I put together an implementation of the particle shadowing technique NVIDIA showed off a while ago. My original intention was to do a survey of particle lighting techniques, in the end I just tried out two different methods that I thought sounded promising.
The first was the one ATI used in the Ruby White Out demo, the best take away from it is that they write out the min distance, max distance and density in one pass. You can do this by setting your RGB blend mode to GL_MIN, your alpha blend mode to GL_ADD and writing out r=z, g=1-z, b=0, a=density for each particle (you can reconstruct the max depth from min(1-z), think of it as the minimum distance from an end point). Here's a screen:
The technique needs a bit of fudging to look OK. Blur the depths, add some smoothing functions, it only works for mostly convex objects, good for amorphous blobs (clouds maybe).
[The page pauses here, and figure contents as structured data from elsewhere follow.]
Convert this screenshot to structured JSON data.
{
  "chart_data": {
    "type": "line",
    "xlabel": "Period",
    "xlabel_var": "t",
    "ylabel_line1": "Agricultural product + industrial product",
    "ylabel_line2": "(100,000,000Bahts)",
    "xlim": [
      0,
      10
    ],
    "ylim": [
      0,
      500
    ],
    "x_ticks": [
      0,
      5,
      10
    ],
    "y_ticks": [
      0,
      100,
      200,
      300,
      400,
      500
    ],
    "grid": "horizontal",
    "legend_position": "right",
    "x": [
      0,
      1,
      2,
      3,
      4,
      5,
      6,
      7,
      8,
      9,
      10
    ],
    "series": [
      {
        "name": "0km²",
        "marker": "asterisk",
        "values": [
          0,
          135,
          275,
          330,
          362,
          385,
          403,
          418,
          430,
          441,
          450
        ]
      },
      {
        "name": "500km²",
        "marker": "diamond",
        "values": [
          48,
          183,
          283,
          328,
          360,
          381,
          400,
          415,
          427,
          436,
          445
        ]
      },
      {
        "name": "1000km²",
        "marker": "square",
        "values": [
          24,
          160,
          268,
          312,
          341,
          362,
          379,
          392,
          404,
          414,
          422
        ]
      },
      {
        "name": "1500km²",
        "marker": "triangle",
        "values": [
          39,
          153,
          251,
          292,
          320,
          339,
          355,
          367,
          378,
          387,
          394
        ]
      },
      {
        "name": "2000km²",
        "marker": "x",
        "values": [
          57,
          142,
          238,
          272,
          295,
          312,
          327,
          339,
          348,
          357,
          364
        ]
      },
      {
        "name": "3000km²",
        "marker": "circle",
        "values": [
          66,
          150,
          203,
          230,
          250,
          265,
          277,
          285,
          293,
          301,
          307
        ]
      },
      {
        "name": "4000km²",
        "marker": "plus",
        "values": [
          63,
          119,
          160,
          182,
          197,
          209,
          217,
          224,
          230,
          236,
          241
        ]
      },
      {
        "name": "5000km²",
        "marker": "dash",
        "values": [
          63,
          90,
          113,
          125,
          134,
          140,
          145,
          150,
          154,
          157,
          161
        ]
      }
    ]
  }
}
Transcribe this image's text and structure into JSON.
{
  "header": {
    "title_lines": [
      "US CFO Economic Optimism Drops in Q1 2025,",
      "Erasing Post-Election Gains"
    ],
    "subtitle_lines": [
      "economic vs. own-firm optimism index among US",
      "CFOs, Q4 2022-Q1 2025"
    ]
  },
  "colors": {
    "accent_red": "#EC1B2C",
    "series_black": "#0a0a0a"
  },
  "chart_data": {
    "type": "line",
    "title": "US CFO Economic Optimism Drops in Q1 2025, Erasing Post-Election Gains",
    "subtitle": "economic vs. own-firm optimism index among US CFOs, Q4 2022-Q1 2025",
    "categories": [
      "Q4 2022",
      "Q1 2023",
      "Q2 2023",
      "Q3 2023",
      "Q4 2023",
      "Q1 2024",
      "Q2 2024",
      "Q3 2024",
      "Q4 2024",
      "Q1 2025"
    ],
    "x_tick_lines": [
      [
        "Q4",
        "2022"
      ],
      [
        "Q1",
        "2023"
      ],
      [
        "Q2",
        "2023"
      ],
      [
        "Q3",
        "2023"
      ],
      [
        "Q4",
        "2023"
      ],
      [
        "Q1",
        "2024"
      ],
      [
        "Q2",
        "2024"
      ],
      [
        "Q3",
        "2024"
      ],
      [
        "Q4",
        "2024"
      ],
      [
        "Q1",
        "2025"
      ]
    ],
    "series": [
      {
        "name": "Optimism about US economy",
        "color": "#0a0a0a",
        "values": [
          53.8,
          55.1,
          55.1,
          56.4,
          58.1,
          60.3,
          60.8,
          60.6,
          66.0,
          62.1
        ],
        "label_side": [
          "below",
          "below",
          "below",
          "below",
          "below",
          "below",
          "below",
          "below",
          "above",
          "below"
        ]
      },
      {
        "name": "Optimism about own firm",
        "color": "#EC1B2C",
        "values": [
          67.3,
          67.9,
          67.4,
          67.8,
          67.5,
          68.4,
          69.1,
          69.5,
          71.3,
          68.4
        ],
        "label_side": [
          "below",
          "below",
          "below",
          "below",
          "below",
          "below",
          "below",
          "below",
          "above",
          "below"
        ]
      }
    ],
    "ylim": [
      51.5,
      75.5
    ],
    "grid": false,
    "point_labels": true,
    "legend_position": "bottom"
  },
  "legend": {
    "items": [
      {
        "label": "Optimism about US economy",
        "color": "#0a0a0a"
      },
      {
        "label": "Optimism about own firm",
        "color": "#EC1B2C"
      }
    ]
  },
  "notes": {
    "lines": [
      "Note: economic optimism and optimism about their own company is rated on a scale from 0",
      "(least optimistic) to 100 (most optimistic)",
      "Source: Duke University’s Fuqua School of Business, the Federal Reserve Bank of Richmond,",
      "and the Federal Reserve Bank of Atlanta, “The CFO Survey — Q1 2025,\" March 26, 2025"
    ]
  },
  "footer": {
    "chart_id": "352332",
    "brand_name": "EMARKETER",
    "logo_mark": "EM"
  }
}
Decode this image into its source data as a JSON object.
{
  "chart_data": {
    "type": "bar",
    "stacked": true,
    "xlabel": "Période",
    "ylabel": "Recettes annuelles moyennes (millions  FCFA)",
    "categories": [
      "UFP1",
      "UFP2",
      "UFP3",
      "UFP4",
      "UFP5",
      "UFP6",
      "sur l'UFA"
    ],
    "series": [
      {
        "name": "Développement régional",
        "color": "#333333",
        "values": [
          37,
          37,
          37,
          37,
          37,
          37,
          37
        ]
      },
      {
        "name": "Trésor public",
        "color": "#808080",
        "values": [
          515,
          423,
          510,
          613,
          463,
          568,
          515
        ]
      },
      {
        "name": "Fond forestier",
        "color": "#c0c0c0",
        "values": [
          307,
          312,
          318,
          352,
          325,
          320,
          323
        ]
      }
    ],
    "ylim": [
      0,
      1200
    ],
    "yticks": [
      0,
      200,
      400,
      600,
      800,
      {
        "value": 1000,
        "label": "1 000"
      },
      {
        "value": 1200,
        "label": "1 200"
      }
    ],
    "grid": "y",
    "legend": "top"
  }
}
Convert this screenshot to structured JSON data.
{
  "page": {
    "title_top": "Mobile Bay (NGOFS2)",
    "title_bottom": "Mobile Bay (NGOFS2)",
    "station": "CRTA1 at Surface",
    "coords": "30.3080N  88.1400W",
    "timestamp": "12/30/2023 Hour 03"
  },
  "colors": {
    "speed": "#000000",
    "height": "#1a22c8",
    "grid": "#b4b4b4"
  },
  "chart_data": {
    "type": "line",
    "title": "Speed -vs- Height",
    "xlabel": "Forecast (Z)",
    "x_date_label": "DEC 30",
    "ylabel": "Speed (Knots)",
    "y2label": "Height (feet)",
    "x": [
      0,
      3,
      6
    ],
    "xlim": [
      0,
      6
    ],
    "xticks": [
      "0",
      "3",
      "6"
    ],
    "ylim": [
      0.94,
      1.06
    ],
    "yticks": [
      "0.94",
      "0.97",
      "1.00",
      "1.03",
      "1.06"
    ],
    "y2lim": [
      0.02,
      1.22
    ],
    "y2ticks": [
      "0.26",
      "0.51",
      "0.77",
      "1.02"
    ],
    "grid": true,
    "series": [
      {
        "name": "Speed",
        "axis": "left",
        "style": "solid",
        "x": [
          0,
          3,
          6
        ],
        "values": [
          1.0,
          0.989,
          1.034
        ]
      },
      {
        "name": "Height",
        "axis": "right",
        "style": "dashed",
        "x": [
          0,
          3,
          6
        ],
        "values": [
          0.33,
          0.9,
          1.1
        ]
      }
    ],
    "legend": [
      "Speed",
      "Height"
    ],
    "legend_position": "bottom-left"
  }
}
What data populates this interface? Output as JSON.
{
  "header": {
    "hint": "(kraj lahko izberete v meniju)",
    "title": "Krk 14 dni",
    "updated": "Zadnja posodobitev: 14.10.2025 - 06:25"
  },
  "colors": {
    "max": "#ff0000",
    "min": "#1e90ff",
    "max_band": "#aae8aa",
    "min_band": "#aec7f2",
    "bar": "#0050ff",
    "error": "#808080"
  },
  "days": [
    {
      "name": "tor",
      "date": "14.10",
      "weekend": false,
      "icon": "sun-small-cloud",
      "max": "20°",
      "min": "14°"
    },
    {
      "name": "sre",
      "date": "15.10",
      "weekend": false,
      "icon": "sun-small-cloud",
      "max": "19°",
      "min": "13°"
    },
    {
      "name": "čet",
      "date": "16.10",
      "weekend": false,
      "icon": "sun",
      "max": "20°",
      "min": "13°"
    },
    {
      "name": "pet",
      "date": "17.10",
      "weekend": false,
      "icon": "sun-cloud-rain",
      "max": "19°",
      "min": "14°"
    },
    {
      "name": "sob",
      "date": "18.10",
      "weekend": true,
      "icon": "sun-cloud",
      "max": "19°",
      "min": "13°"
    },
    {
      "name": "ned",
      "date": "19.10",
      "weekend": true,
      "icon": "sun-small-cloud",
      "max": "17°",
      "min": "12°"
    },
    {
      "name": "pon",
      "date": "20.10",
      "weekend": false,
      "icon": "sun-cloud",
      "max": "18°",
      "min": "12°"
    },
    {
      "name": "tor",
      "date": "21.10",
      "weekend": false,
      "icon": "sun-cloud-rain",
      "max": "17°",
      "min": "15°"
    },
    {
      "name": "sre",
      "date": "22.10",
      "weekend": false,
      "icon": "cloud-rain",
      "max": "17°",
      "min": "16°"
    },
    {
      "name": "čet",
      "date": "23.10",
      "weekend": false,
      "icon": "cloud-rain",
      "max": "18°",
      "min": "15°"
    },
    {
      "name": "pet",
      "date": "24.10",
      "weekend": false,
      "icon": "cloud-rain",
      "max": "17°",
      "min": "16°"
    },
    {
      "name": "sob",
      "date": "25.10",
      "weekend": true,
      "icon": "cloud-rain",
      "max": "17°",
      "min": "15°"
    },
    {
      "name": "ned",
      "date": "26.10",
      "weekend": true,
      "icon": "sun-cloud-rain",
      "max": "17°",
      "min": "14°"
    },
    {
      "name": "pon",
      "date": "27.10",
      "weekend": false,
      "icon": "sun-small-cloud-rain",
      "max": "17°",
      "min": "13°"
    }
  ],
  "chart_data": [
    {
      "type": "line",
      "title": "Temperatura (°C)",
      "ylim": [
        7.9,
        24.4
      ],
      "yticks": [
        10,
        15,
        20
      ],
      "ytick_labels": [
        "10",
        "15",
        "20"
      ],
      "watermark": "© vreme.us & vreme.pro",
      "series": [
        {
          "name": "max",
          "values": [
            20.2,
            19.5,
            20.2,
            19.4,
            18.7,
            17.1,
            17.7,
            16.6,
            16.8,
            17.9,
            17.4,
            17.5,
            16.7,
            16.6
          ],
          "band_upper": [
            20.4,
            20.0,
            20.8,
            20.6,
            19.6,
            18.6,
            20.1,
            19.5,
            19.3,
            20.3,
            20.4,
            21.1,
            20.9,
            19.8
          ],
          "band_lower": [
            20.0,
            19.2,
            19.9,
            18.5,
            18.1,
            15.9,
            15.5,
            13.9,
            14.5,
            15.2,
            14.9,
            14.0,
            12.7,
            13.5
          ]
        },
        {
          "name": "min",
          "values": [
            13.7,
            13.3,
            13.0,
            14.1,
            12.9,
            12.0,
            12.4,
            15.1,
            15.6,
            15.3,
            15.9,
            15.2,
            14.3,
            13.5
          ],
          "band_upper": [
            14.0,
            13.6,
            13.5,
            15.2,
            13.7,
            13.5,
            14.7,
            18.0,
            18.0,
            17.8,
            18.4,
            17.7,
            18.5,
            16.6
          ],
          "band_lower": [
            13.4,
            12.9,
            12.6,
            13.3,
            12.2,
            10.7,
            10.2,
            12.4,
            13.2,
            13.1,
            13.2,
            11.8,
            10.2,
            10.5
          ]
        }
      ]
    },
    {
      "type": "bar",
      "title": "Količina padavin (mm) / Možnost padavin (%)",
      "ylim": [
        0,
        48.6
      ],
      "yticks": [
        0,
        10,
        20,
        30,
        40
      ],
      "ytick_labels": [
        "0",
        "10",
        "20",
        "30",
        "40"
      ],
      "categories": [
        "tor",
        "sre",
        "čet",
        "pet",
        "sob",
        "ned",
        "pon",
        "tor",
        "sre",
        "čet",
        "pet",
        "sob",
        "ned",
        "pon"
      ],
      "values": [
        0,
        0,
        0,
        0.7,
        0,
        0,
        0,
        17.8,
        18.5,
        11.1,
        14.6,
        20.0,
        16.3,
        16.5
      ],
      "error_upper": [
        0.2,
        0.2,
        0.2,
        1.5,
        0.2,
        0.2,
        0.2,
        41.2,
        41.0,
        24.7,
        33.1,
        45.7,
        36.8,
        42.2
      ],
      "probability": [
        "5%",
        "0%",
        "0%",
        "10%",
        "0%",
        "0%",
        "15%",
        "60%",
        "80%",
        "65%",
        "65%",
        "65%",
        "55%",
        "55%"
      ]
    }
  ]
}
Performance wise it is probably the best candidate for current-gen consoles.
IMO the NVIDIA technique is much nicer visually, it gives you fairly accurate self shadowing which looks great but is considerably more expensive. I won't go into the implementation details too much as the paper does a pretty good job at describing it.
The Nvidia demo uses 32k particles and 32 slices but you can get pretty decent results with much less. Here's a pic of my implementation, this is running on my trusty 7600 with 1000 particles and 10 slices through the volume:
Unfortunately you need quite a lot of quite transparent particles otherwise there are noticeable artifacts as particles change order and end up in different slices. You can improve this by using a non-linear distribution of slices so that you use more slices up front (which works nicely because the extinction for light in participating media is exponential).
Looking forward to tackling some surface shaders next.